How to reliably detect dropped netlink requests or responses - linux

I'm interested in using netlink for a straightforward application (reading cgroup stats at high frequency).
The man page cautions that the protocol is not reliable, hinting that the application needs to be prepared to handle dropped packets:
However, reliable transmissions from kernel to user are impossible in
any case. The kernel can't send a netlink message if the socket buffer
is full: the message will be dropped and the kernel and the user-space
process will no longer have the same view of kernel state. It
is up to the application to detect when this happens (via the ENOBUFS
error returned by recvmsg(2)) and resynchronize.
Since my requirements are simple, I'm fine with just destroying the socket and creating a new one whenever anything unexpected happens. But I can't find any documentation on what the expectations are on my program—the man page for recvmsg(2) doesn't even mention ENOBUFS for example.
What all do I need to worry about in order to make sure I can tell that a request from my application or a response from the kernel has been dropped, so that I can reset everything and start over?

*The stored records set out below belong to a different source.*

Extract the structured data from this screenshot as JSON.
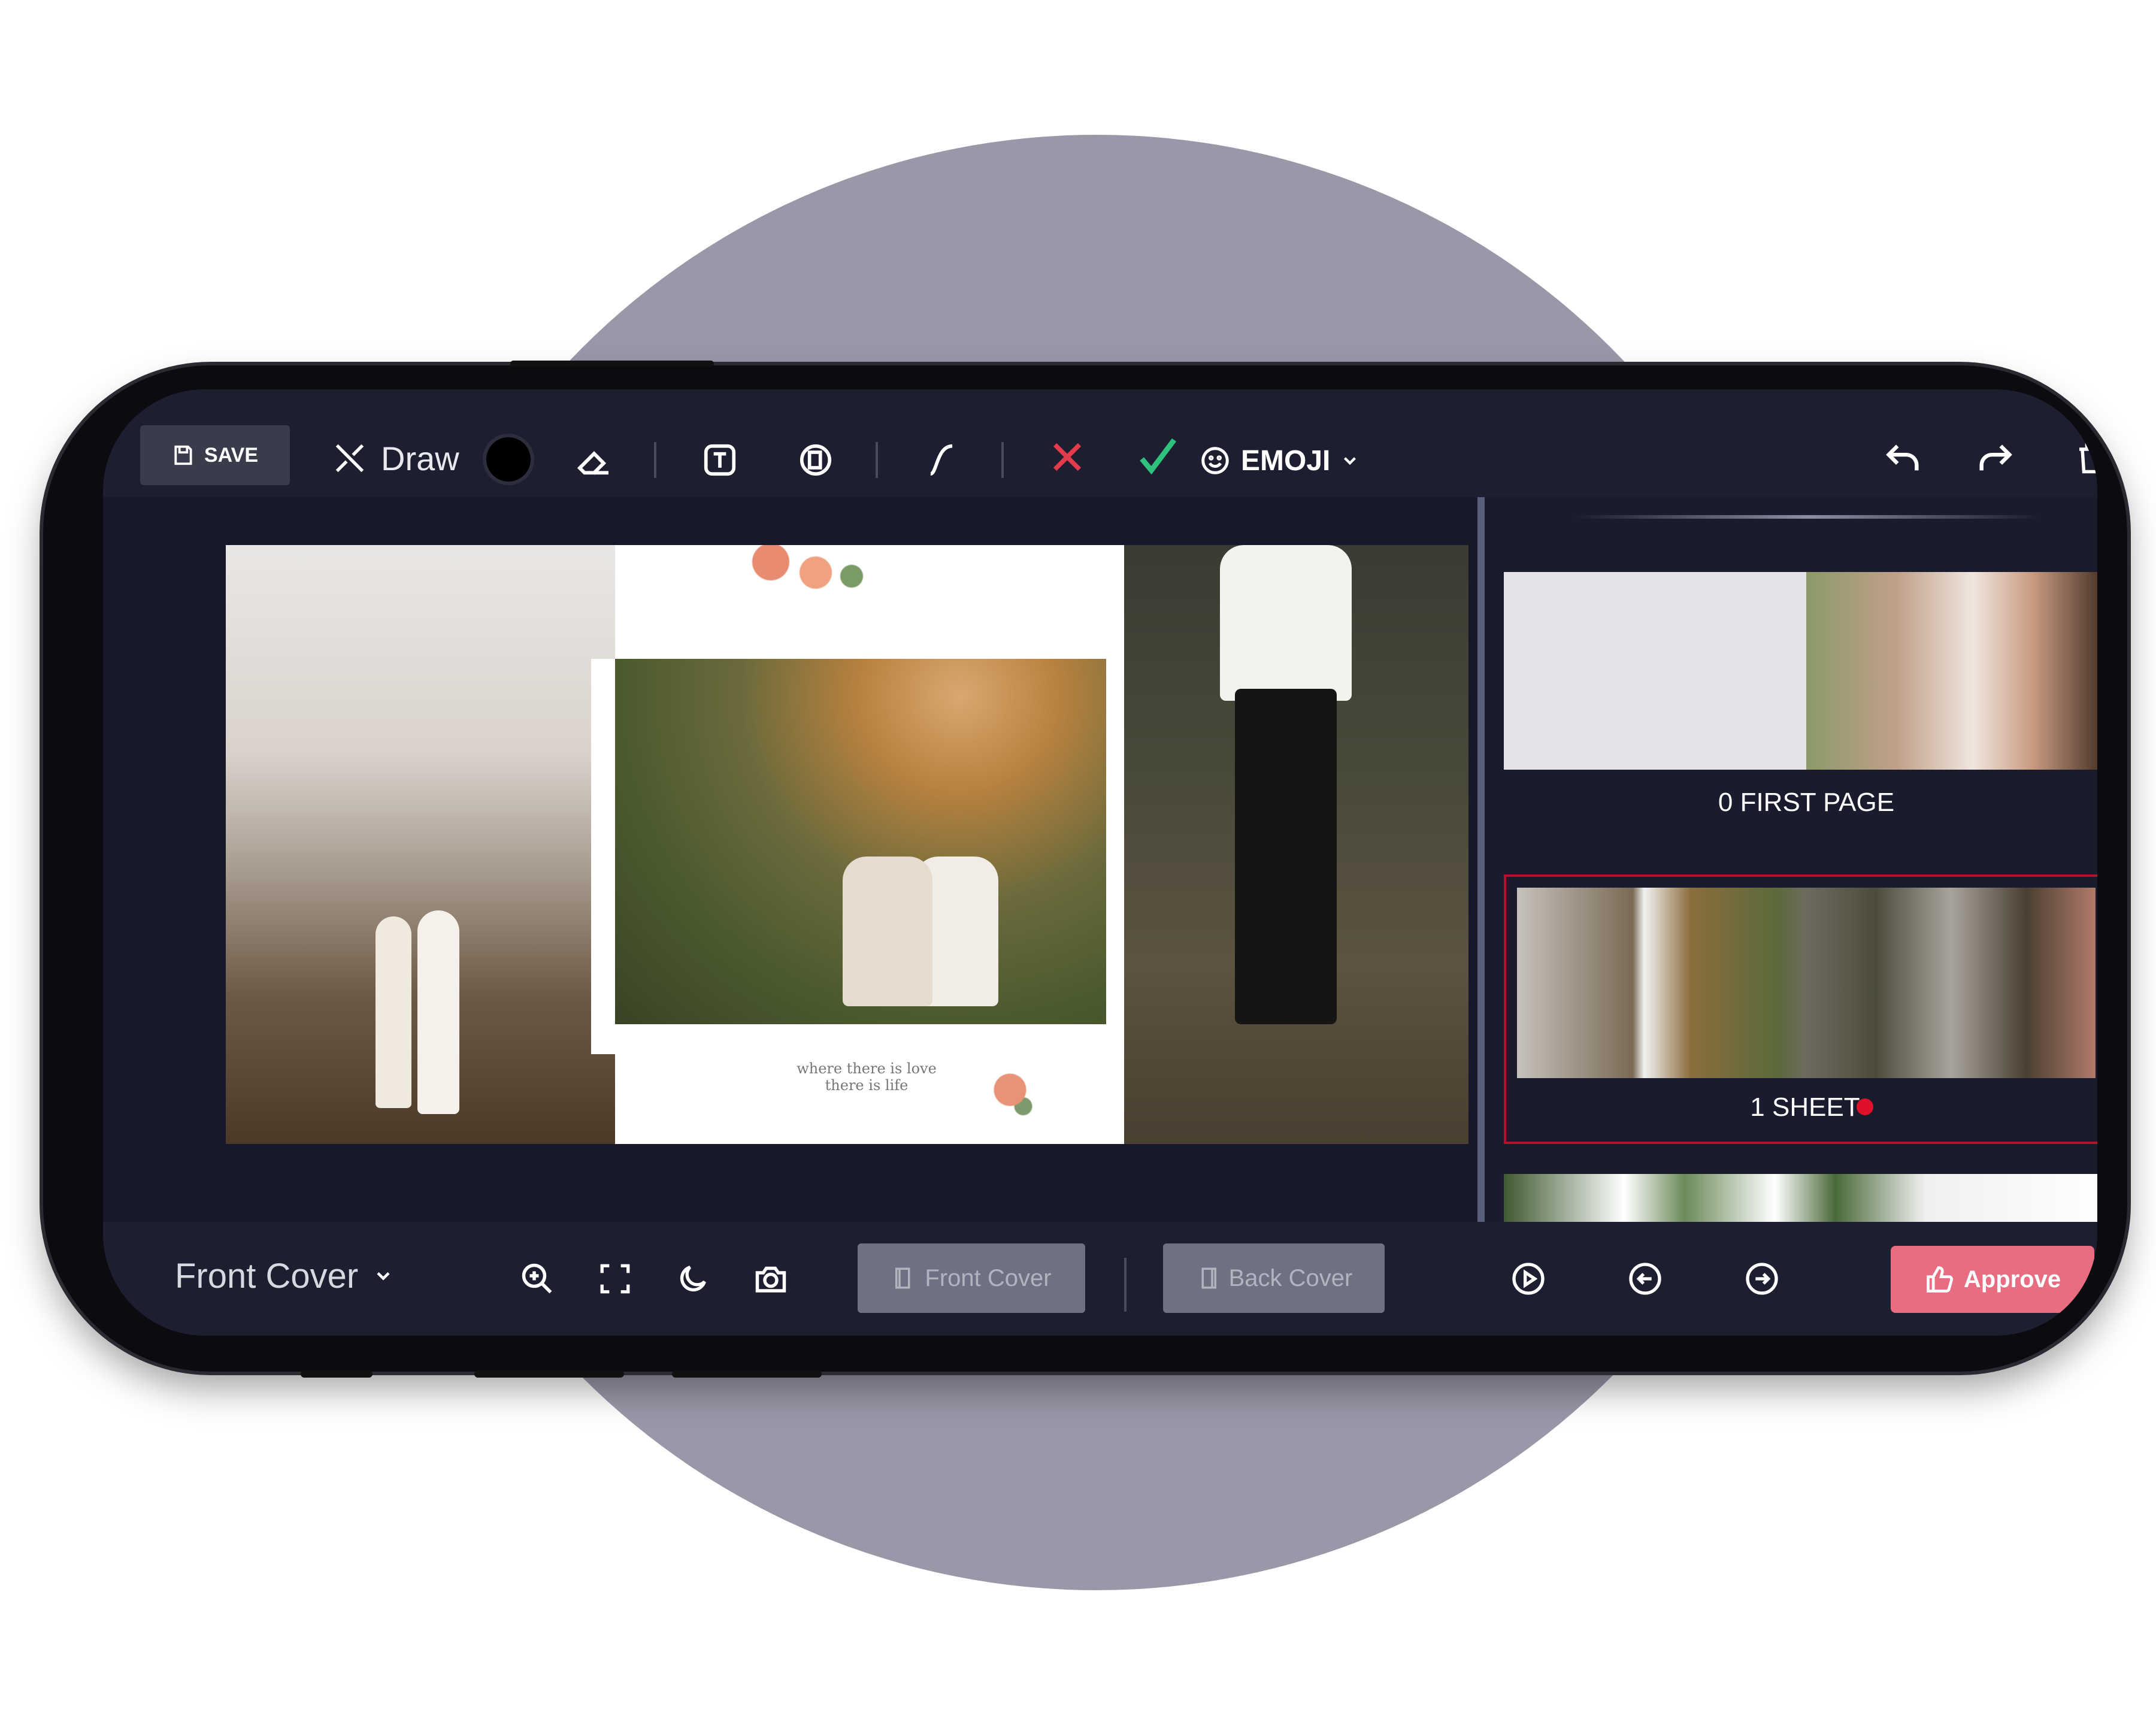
{
  "toolbar": {
    "save_label": "SAVE",
    "draw_label": "Draw",
    "emoji_label": "EMOJI",
    "icons": [
      "save-icon",
      "draw-icon",
      "color-swatch",
      "eraser-icon",
      "text-icon",
      "sticker-icon",
      "curve-icon",
      "close-icon",
      "check-icon",
      "emoji-icon",
      "undo-icon",
      "redo-icon",
      "trash-icon"
    ],
    "colors": {
      "close": "#e23b4a",
      "check": "#2ec27e",
      "swatch": "#000000"
    }
  },
  "canvas": {
    "quote_line1": "where there is love",
    "quote_line2": "there is life"
  },
  "panel": {
    "items": [
      {
        "label": "0 FIRST PAGE"
      },
      {
        "label": "1 SHEET",
        "selected": true
      }
    ]
  },
  "bottombar": {
    "page_select": "Front Cover",
    "front_cover_label": "Front Cover",
    "back_cover_label": "Back Cover",
    "approve_label": "Approve",
    "icons": [
      "zoom-in-icon",
      "fullscreen-icon",
      "dark-mode-icon",
      "camera-icon",
      "play-icon",
      "prev-icon",
      "next-icon",
      "thumbs-up-icon"
    ],
    "colors": {
      "approve": "#e86d80",
      "selected_border": "#b2122a"
    }
  }
}
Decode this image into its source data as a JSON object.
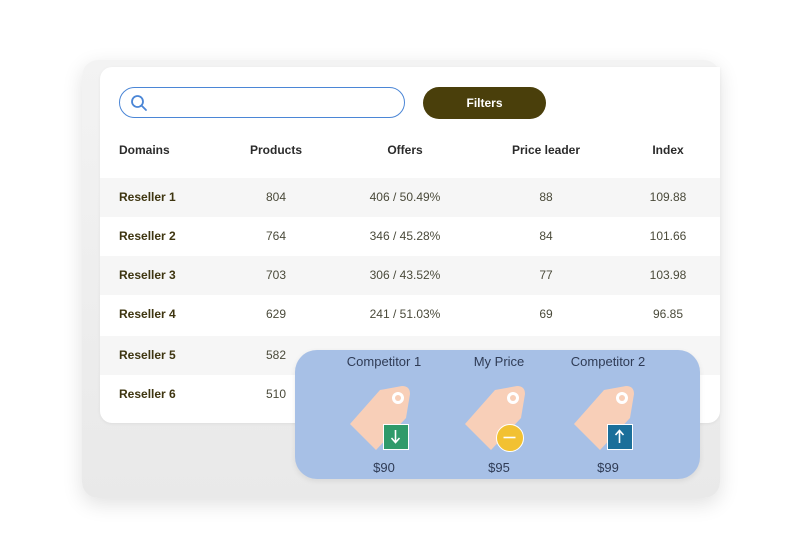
{
  "search": {
    "placeholder": "",
    "value": ""
  },
  "toolbar": {
    "filters_label": "Filters"
  },
  "table": {
    "headers": {
      "domains": "Domains",
      "products": "Products",
      "offers": "Offers",
      "price_leader": "Price leader",
      "index": "Index"
    },
    "rows": [
      {
        "domain": "Reseller 1",
        "products": "804",
        "offers": "406 / 50.49%",
        "price_leader": "88",
        "index": "109.88"
      },
      {
        "domain": "Reseller 2",
        "products": "764",
        "offers": "346 / 45.28%",
        "price_leader": "84",
        "index": "101.66"
      },
      {
        "domain": "Reseller 3",
        "products": "703",
        "offers": "306 / 43.52%",
        "price_leader": "77",
        "index": "103.98"
      },
      {
        "domain": "Reseller 4",
        "products": "629",
        "offers": "241 / 51.03%",
        "price_leader": "69",
        "index": "96.85"
      },
      {
        "domain": "Reseller 5",
        "products": "582"
      },
      {
        "domain": "Reseller 6",
        "products": "510"
      }
    ]
  },
  "comparison": {
    "items": [
      {
        "label": "Competitor 1",
        "price": "$90",
        "indicator": "arrow-down-icon"
      },
      {
        "label": "My Price",
        "price": "$95",
        "indicator": "equal-icon"
      },
      {
        "label": "Competitor 2",
        "price": "$99",
        "indicator": "arrow-up-icon"
      }
    ]
  },
  "colors": {
    "accent": "#4a3f0b",
    "search_border": "#4b86d6",
    "popup_bg": "#a7c0e6",
    "tag": "#f8cfb8",
    "down": "#2f9a6a",
    "equal": "#f2c132",
    "up": "#1b6f9a"
  }
}
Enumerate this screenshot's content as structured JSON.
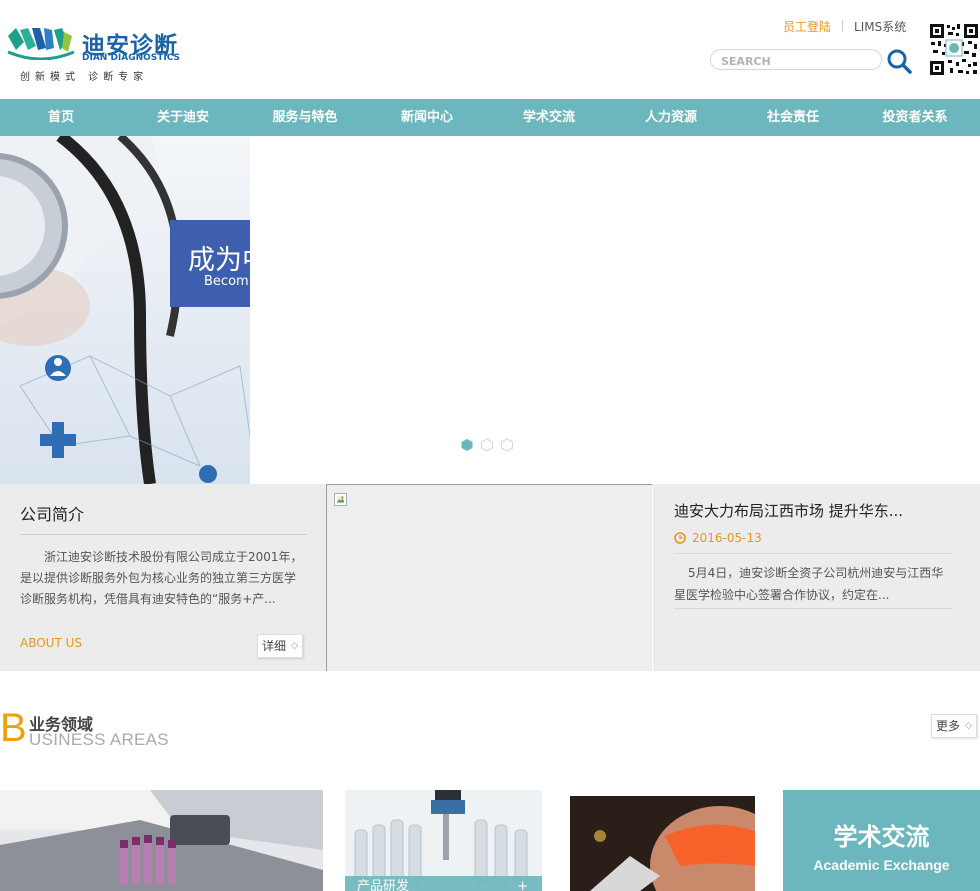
{
  "header": {
    "logo_cn": "迪安诊断",
    "logo_en": "DIAN DIAGNOSTICS",
    "slogan": "创新模式 诊断专家",
    "staff_login": "员工登陆",
    "lims": "LIMS系统",
    "search_placeholder": "SEARCH"
  },
  "nav": {
    "items": [
      "首页",
      "关于迪安",
      "服务与特色",
      "新闻中心",
      "学术交流",
      "人力资源",
      "社会责任",
      "投资者关系"
    ]
  },
  "banner": {
    "caption_cn": "成为中",
    "caption_en": "Becom",
    "slides": 3,
    "active_slide": 1
  },
  "about": {
    "title": "公司简介",
    "text": "浙江迪安诊断技术股份有限公司成立于2001年，是以提供诊断服务外包为核心业务的独立第三方医学诊断服务机构，凭借具有迪安特色的“服务+产...",
    "en_label": "ABOUT US",
    "detail_label": "详细"
  },
  "news": {
    "title": "迪安大力布局江西市场 提升华东...",
    "date": "2016-05-13",
    "text": "5月4日，迪安诊断全资子公司杭州迪安与江西华星医学检验中心签署合作协议，约定在..."
  },
  "business": {
    "letter": "B",
    "title_cn": "业务领域",
    "title_en": "USINESS AREAS",
    "more_label": "更多",
    "card2_caption": "产品研发",
    "card2_plus": "+",
    "card4_cn": "学术交流",
    "card4_en": "Academic Exchange"
  },
  "colors": {
    "nav": "#6cb7bd",
    "accent": "#e6981e",
    "brand": "#1a63a6",
    "banner_caption": "#3d5fae"
  }
}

It's clear to me that I could do so whenever I receive an error from any of the syscalls involved, but for example what happens if my request is dropped on the way to the kernel? Will I just never receive a response? Do I need to build a timeout mechanism where I wait only so long for a response?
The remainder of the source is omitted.